Ok, so this is what happened. I pulled the breech plug cleaned and removed debris (minor) and lapped barrel with JB compound. The flash hole plug was a little too far in and seemed to be obstructing a bit. It wouldn't come out and stripped. I cut it down flush from the inside and cleaned and replaced the plug. Shot two shots at 20 yds, and cut the same hole. Next shot was off the paper. Even I don't shoot that bad! Cleaned and fired 2 more at 50 yds. First low right about three inches, next one almost off the paper extreme left high. Paper is a 20 X 20. I've had it. I am ordering a new barrel, breech plug and see if they will set up my sights (buckhorn and fine bead) on the new barrel. Unless somebody here wants to make an offer I can't refuse. But guys, thanks for the input, but this one is toast!


----------



## fflintlock (Oct 8, 2008)

I just can not beleive a barrel that use to be great, is now just junk, barrels don't do that. Unless, they have minimal rifling, a lot of rust and pitting or have just been abused.  It may have the "button" rifling and be slap wore out ? 
Hate to hear you will spend as much as a new gun, just for the barrel and breech plug.
What did the breech end of the barrel look like ?
 I'm swamped trying to figure out why 2 shots would be the same and the rest would be way off


----------



## Bitteroot (Oct 8, 2008)

I agree, but it has always been that way. My other Hawken, will shoot a 3 shot 1+ inch group at 100 yds. The inside was really pitted pretty bad. I forgot to say that in my previous post. I bought this gun second hand many years ago. Back then, if you had a T/C that wouldn't group, they would send you a new barrel. My luck ran out, when I spoke with them, they said they had no more available barrels unless I wanted to send it to the custom shop. Can't afford that. But you said " barrel that used to be great". It never shot well since I had it. It has been setting idle in the safe until now. Just got a hankerin to try and get it back right. I think that will take a new barrel to do so. I think your right, abused is the word. But not by me. I take care of my stuff, and don't like having a gun that won't perform. Unless you got any ideas, its outta here!


----------



## godogs57 (Oct 8, 2008)

What bullets are you using???? The Seneca is notorious for being "picky". Like I said earlier, if you are using T/C bullets, sell 'em for scrap lead...get you some bullets that will shoot. Great Plains or No Excuse bullets. The No Excuse brand is far and away the best I have ever shot. Website is below.... 

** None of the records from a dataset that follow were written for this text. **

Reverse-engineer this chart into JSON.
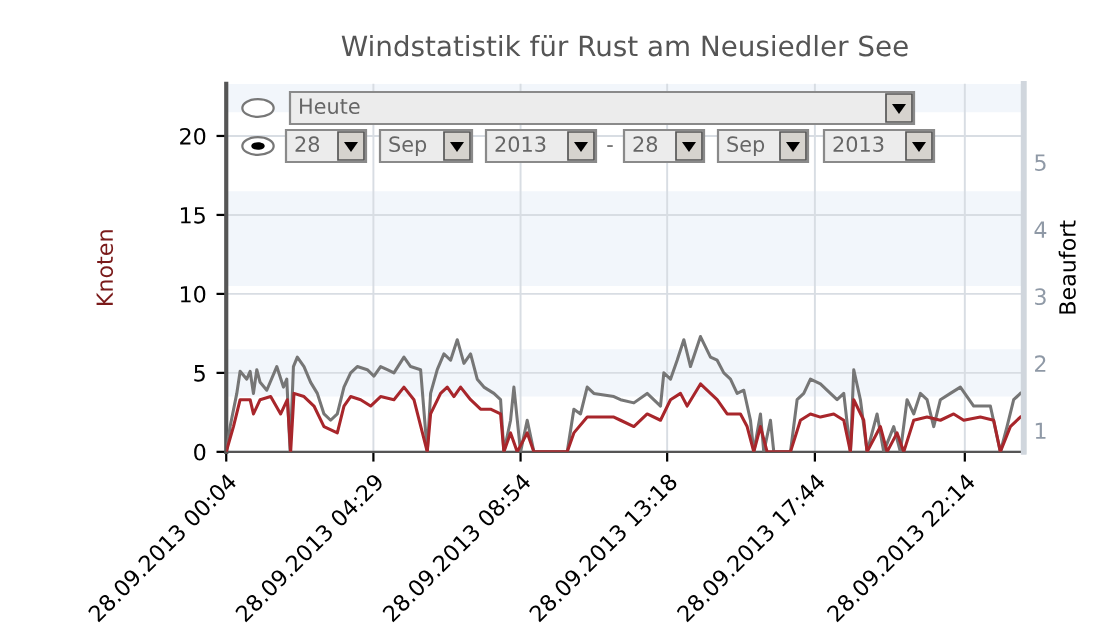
{
  "chart_data": {
    "type": "line",
    "title": "Windstatistik für Rust am Neusiedler See",
    "ylabel": "Knoten",
    "y2label": "Beaufort",
    "xlim": [
      "2013-09-28T00:04",
      "2013-09-29T00:00"
    ],
    "xticks": [
      {
        "value": "2013-09-28T00:04",
        "label": "28.09.2013 00:04"
      },
      {
        "value": "2013-09-28T04:29",
        "label": "28.09.2013 04:29"
      },
      {
        "value": "2013-09-28T08:54",
        "label": "28.09.2013 08:54"
      },
      {
        "value": "2013-09-28T13:18",
        "label": "28.09.2013 13:18"
      },
      {
        "value": "2013-09-28T17:44",
        "label": "28.09.2013 17:44"
      },
      {
        "value": "2013-09-28T22:14",
        "label": "28.09.2013 22:14"
      }
    ],
    "ylim": [
      0,
      23.3
    ],
    "yticks": [
      0,
      5,
      10,
      15,
      20
    ],
    "y2lim": [
      0.68,
      6.17
    ],
    "y2ticks": [
      1,
      2,
      3,
      4,
      5
    ],
    "grid": true,
    "bands": [
      {
        "axis": "y",
        "from": 3.5,
        "to": 6.5,
        "color": "#f2f6fb"
      },
      {
        "axis": "y",
        "from": 10.5,
        "to": 16.5,
        "color": "#f2f6fb"
      },
      {
        "axis": "y",
        "from": 21.5,
        "to": 23.3,
        "color": "#f2f6fb"
      }
    ],
    "annotations": [
      "Heute",
      "28",
      "Sep",
      "2013",
      "-",
      "28",
      "Sep",
      "2013"
    ],
    "series": [
      {
        "color": "#767676",
        "x": [
          "2013-09-28T00:04",
          "2013-09-28T00:11",
          "2013-09-28T00:23",
          "2013-09-28T00:29",
          "2013-09-28T00:41",
          "2013-09-28T00:47",
          "2013-09-28T00:53",
          "2013-09-28T00:59",
          "2013-09-28T01:05",
          "2013-09-28T01:17",
          "2013-09-28T01:35",
          "2013-09-28T01:47",
          "2013-09-28T01:53",
          "2013-09-28T01:59",
          "2013-09-28T02:05",
          "2013-09-28T02:12",
          "2013-09-28T02:24",
          "2013-09-28T02:36",
          "2013-09-28T02:48",
          "2013-09-28T03:00",
          "2013-09-28T03:12",
          "2013-09-28T03:24",
          "2013-09-28T03:36",
          "2013-09-28T03:48",
          "2013-09-28T04:00",
          "2013-09-28T04:18",
          "2013-09-28T04:30",
          "2013-09-28T04:42",
          "2013-09-28T04:54",
          "2013-09-28T05:06",
          "2013-09-28T05:24",
          "2013-09-28T05:36",
          "2013-09-28T05:54",
          "2013-09-28T06:06",
          "2013-09-28T06:12",
          "2013-09-28T06:24",
          "2013-09-28T06:36",
          "2013-09-28T06:48",
          "2013-09-28T07:00",
          "2013-09-28T07:12",
          "2013-09-28T07:24",
          "2013-09-28T07:36",
          "2013-09-28T07:48",
          "2013-09-28T08:06",
          "2013-09-28T08:18",
          "2013-09-28T08:24",
          "2013-09-28T08:36",
          "2013-09-28T08:42",
          "2013-09-28T08:54",
          "2013-09-28T09:06",
          "2013-09-28T09:18",
          "2013-09-28T10:18",
          "2013-09-28T10:30",
          "2013-09-28T10:42",
          "2013-09-28T10:54",
          "2013-09-28T11:06",
          "2013-09-28T11:42",
          "2013-09-28T11:54",
          "2013-09-28T12:18",
          "2013-09-28T12:42",
          "2013-09-28T13:06",
          "2013-09-28T13:12",
          "2013-09-28T13:24",
          "2013-09-28T13:36",
          "2013-09-28T13:48",
          "2013-09-28T14:00",
          "2013-09-28T14:18",
          "2013-09-28T14:36",
          "2013-09-28T14:48",
          "2013-09-28T15:00",
          "2013-09-28T15:12",
          "2013-09-28T15:24",
          "2013-09-28T15:36",
          "2013-09-28T15:48",
          "2013-09-28T15:54",
          "2013-09-28T16:06",
          "2013-09-28T16:12",
          "2013-09-28T16:24",
          "2013-09-28T16:30",
          "2013-09-28T17:00",
          "2013-09-28T17:12",
          "2013-09-28T17:24",
          "2013-09-28T17:36",
          "2013-09-28T17:54",
          "2013-09-28T18:12",
          "2013-09-28T18:24",
          "2013-09-28T18:36",
          "2013-09-28T18:48",
          "2013-09-28T18:54",
          "2013-09-28T19:06",
          "2013-09-28T19:18",
          "2013-09-28T19:36",
          "2013-09-28T19:48",
          "2013-09-28T20:06",
          "2013-09-28T20:18",
          "2013-09-28T20:30",
          "2013-09-28T20:42",
          "2013-09-28T20:54",
          "2013-09-28T21:06",
          "2013-09-28T21:18",
          "2013-09-28T21:30",
          "2013-09-28T21:48",
          "2013-09-28T22:06",
          "2013-09-28T22:18",
          "2013-09-28T22:30",
          "2013-09-28T22:42",
          "2013-09-28T23:00",
          "2013-09-28T23:18",
          "2013-09-28T23:30",
          "2013-09-28T23:42",
          "2013-09-28T23:54"
        ],
        "values": [
          0,
          1.6,
          3.7,
          5.1,
          4.6,
          5.1,
          3.7,
          5.2,
          4.4,
          3.9,
          5.4,
          4.1,
          4.6,
          0,
          5.4,
          6.0,
          5.4,
          4.4,
          3.7,
          2.4,
          2.0,
          2.4,
          4.1,
          5.0,
          5.4,
          5.2,
          4.8,
          5.4,
          5.2,
          5.0,
          6.0,
          5.4,
          5.2,
          0,
          3.7,
          5.2,
          6.2,
          5.8,
          7.1,
          5.6,
          6.2,
          4.6,
          4.1,
          3.7,
          3.3,
          0,
          2.0,
          4.1,
          0,
          2.0,
          0,
          0,
          2.7,
          2.4,
          4.1,
          3.7,
          3.5,
          3.3,
          3.1,
          3.7,
          2.9,
          5.0,
          4.6,
          5.8,
          7.1,
          5.4,
          7.3,
          6.0,
          5.8,
          5.0,
          4.6,
          3.7,
          3.9,
          2.0,
          0,
          2.4,
          0,
          2.0,
          0,
          0,
          3.3,
          3.7,
          4.6,
          4.3,
          3.7,
          3.3,
          3.7,
          0,
          5.2,
          3.3,
          0,
          2.4,
          0,
          1.6,
          0,
          3.3,
          2.4,
          3.7,
          3.3,
          1.6,
          3.3,
          3.7,
          4.1,
          3.5,
          2.9,
          2.9,
          2.9,
          0,
          1.6,
          3.3,
          3.7
        ]
      },
      {
        "color": "#a8262b",
        "x": [
          "2013-09-28T00:04",
          "2013-09-28T00:17",
          "2013-09-28T00:29",
          "2013-09-28T00:47",
          "2013-09-28T00:53",
          "2013-09-28T01:05",
          "2013-09-28T01:24",
          "2013-09-28T01:42",
          "2013-09-28T01:54",
          "2013-09-28T02:00",
          "2013-09-28T02:06",
          "2013-09-28T02:24",
          "2013-09-28T02:42",
          "2013-09-28T03:00",
          "2013-09-28T03:24",
          "2013-09-28T03:36",
          "2013-09-28T03:48",
          "2013-09-28T04:06",
          "2013-09-28T04:24",
          "2013-09-28T04:42",
          "2013-09-28T05:06",
          "2013-09-28T05:24",
          "2013-09-28T05:42",
          "2013-09-28T06:06",
          "2013-09-28T06:12",
          "2013-09-28T06:30",
          "2013-09-28T06:42",
          "2013-09-28T06:54",
          "2013-09-28T07:06",
          "2013-09-28T07:24",
          "2013-09-28T07:42",
          "2013-09-28T08:00",
          "2013-09-28T08:18",
          "2013-09-28T08:24",
          "2013-09-28T08:36",
          "2013-09-28T08:48",
          "2013-09-28T09:06",
          "2013-09-28T09:18",
          "2013-09-28T10:18",
          "2013-09-28T10:30",
          "2013-09-28T10:54",
          "2013-09-28T11:42",
          "2013-09-28T11:54",
          "2013-09-28T12:18",
          "2013-09-28T12:42",
          "2013-09-28T13:06",
          "2013-09-28T13:24",
          "2013-09-28T13:42",
          "2013-09-28T13:54",
          "2013-09-28T14:18",
          "2013-09-28T14:36",
          "2013-09-28T14:48",
          "2013-09-28T15:06",
          "2013-09-28T15:30",
          "2013-09-28T15:42",
          "2013-09-28T15:54",
          "2013-09-28T16:06",
          "2013-09-28T16:18",
          "2013-09-28T17:00",
          "2013-09-28T17:18",
          "2013-09-28T17:36",
          "2013-09-28T17:54",
          "2013-09-28T18:18",
          "2013-09-28T18:36",
          "2013-09-28T18:48",
          "2013-09-28T18:54",
          "2013-09-28T19:12",
          "2013-09-28T19:18",
          "2013-09-28T19:42",
          "2013-09-28T19:54",
          "2013-09-28T20:12",
          "2013-09-28T20:24",
          "2013-09-28T20:42",
          "2013-09-28T21:06",
          "2013-09-28T21:30",
          "2013-09-28T21:54",
          "2013-09-28T22:12",
          "2013-09-28T22:42",
          "2013-09-28T23:06",
          "2013-09-28T23:18",
          "2013-09-28T23:36",
          "2013-09-28T23:54"
        ],
        "values": [
          0,
          1.6,
          3.3,
          3.3,
          2.4,
          3.3,
          3.5,
          2.4,
          3.3,
          0,
          3.7,
          3.5,
          2.9,
          1.6,
          1.2,
          2.9,
          3.5,
          3.3,
          2.9,
          3.5,
          3.3,
          4.1,
          3.3,
          0,
          2.4,
          3.7,
          4.1,
          3.5,
          4.1,
          3.3,
          2.7,
          2.7,
          2.4,
          0,
          1.2,
          0,
          1.2,
          0,
          0,
          1.2,
          2.2,
          2.2,
          2.0,
          1.6,
          2.4,
          2.0,
          3.3,
          3.7,
          2.9,
          4.3,
          3.7,
          3.3,
          2.4,
          2.4,
          1.6,
          0,
          1.6,
          0,
          0,
          2.0,
          2.4,
          2.2,
          2.4,
          2.0,
          0,
          3.3,
          2.0,
          0,
          1.6,
          0,
          1.2,
          0,
          2.0,
          2.2,
          2.0,
          2.4,
          2.0,
          2.2,
          2.0,
          0,
          1.6,
          2.2
        ]
      }
    ]
  }
}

http://members.aol.com/noexcusesb/index.html


----------



## Bitteroot (Oct 8, 2008)

I shoot patch and round ball w/ 70 grs fffg.


----------



## godogs57 (Oct 8, 2008)

Wrong twist for patch and round ball........go with the conical.


----------



## Bitteroot (Oct 8, 2008)

I'll try it.


----------



## Ga Values (Oct 9, 2008)

If you return the rifle to T/C they will replace the barrel assembly  for free.


----------



## godogs57 (Oct 9, 2008)

GA Values, the part of the factory that manufactured Senecas (and other items) burned down many years ago. T/C made a decision to discontinue production of those items at that time, as it would be too expensive to re-tool. They only have a few parts here and there, and what they could scarf up from "parts guns", according to the guys that are in charge of warranty service, etc...

That only applied to Seneca, Patriots, etc and does not apply to Hawkens, as they are still in production. I had a part I needed for my Seneca...a front sight, and a screw in the trigger mechanisim, and called them. Fortunately they did have those items on hand, but that was about it...the guy I talked to at T/C recommended ebay as the best source for replacement parts. Sad, as these are some nice guns!


----------